Mexico's Banks Still Need Protection
Since Mexico announced its decision in June to reprivatize commercial banks, the government has moved this divestiture process at record speed.
Even so, the absence of active participation by the United States and other foreign banks is perplexing.
The privatization of commercial banks followed eight years of nationalized banking.
In 1982, the government takeover was viewed as a prescription to stabilize a failing economy. In fact, the measure precipitated capital flight and exacerbated economic problems, undercutting any confidence the Mexican business community had in the government's ability to manage the economy.
"The crisis," as this period is known in Mexico, is now past. The country is recovering at an extraordinary pace. Inflation - 159% in 1988 - has come down; July's annualized 14% to 15% was the lowest level since 1976.
In 1990, 63% of Mexico's public-sector debt owed to foreign banks was restructured. Passive interest rates dropped from over 100% in 1987 to approximately 8% in 1991. Between January and July of this year the Mexican Stock Exchange, one of the world's fastest growing, rose more than 60% after inflation.
Thus, it is no mystery that the Mexican financial community is paying more than three times book value for the banks on the auction block. Mexico has instituted reforms that have stabilized its economy, making it a safe and attractive environment for foreign investors.

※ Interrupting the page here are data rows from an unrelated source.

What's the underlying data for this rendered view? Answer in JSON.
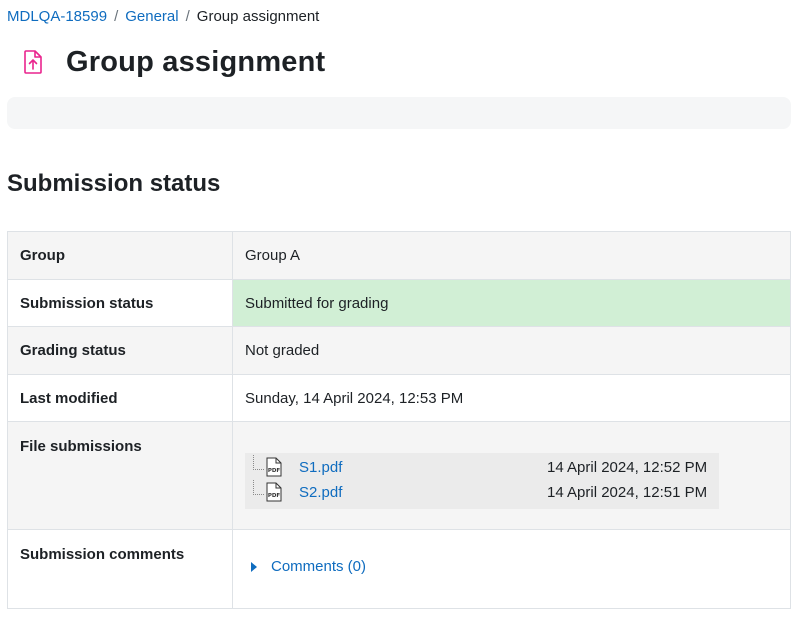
{
  "breadcrumb": {
    "items": [
      {
        "label": "MDLQA-18599"
      },
      {
        "label": "General"
      }
    ],
    "separator": "/",
    "current": "Group assignment"
  },
  "page": {
    "title": "Group assignment",
    "icon": "assign-upload-icon"
  },
  "section": {
    "heading": "Submission status"
  },
  "status_table": {
    "group": {
      "label": "Group",
      "value": "Group A"
    },
    "submission_status": {
      "label": "Submission status",
      "value": "Submitted for grading"
    },
    "grading_status": {
      "label": "Grading status",
      "value": "Not graded"
    },
    "last_modified": {
      "label": "Last modified",
      "value": "Sunday, 14 April 2024, 12:53 PM"
    },
    "file_submissions": {
      "label": "File submissions",
      "files": [
        {
          "name": "S1.pdf",
          "date": "14 April 2024, 12:52 PM",
          "icon": "pdf-icon"
        },
        {
          "name": "S2.pdf",
          "date": "14 April 2024, 12:51 PM",
          "icon": "pdf-icon"
        }
      ]
    },
    "submission_comments": {
      "label": "Submission comments",
      "link": "Comments (0)"
    }
  },
  "colors": {
    "link": "#0f6cbf",
    "icon_accent": "#e9248d",
    "success_bg": "#d1efd5"
  }
}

Values in the Stratosphere
Before the first banks were put up for sale, a study by Salomon Brothers estimated that the government would get around $6 billion for the divestiture of Mexico's 18 banks. But after the high-priced sale of the first banks, analysts have increased their estimates to between $8 and $10 billion.
Seven banks have already been put on the block. The first three banks, Banca Cremi, Multibanco Mercantil de Mexico, and Banpais are all highly profitable small and midsize concerns. Multibanco was sold to Probursa, one of the largest brokerage houses in Mexico, for $203 million - 2.66 times book value. Banpais was sold to CBI-Mexival for $180 million - 3.02 times book value. Banca Cremi was sold to Multivalores for $248 million - 3.4 times book.
The second package of four includes Banamex, Mexico's largest and most valuable bank; Banca Confia; Banoriente; and Bancreser. Confia, a midsize bank rated as one of the country's most profitable, was the first of this group sold, for well over three times book value.
Confia was followed by Banoriente, Mexico's smallest bank, going for four times book value. Bancreser was sold to a group of Guanajuato and State of Mexico businessmen for $140 million. And Banamex was sold in September to the brokerage Acciones y Valores (Accival) for $3.2 billion, 2.62 times book.
Under Mexican law, foreign participation in the ownership of banks and brokerage firms is permitted up to 30%.
It may be that U.S. banks decided to sit the auctions out and tend to business at home.
A better bet is that the banks are waiting for a North American free trade agreement, which the United States is insisting must provide for "national treatment" - permission for foreign financial institutions to compete without restriction.
With such permission, U.S. and foreign banks could do business in Mexico without having to acquire a percentage of a Mexican bank.
A Realistic Compromise
Though it is true that in a global market any foreign entity should indeed be allowed to compete, "national treatment" would seriously endanger the banks of a developing country such as Mexico. They don't have the strength of larger foreign institutions.
For this reason, the Mexican financial services industry has requested a longer phase-in period on this treaty issue.
This request is realistic. The United States should permit a reasonably prolonged period of integration, along with a similarly delayed provision of "national treatment."
Mr. Vest is chief executive officer of H.D. Vest Financial Services, based in Irving, Tex. He is also on the board of the U.S./Mexico Chamber of Commerce, Southwest chapter.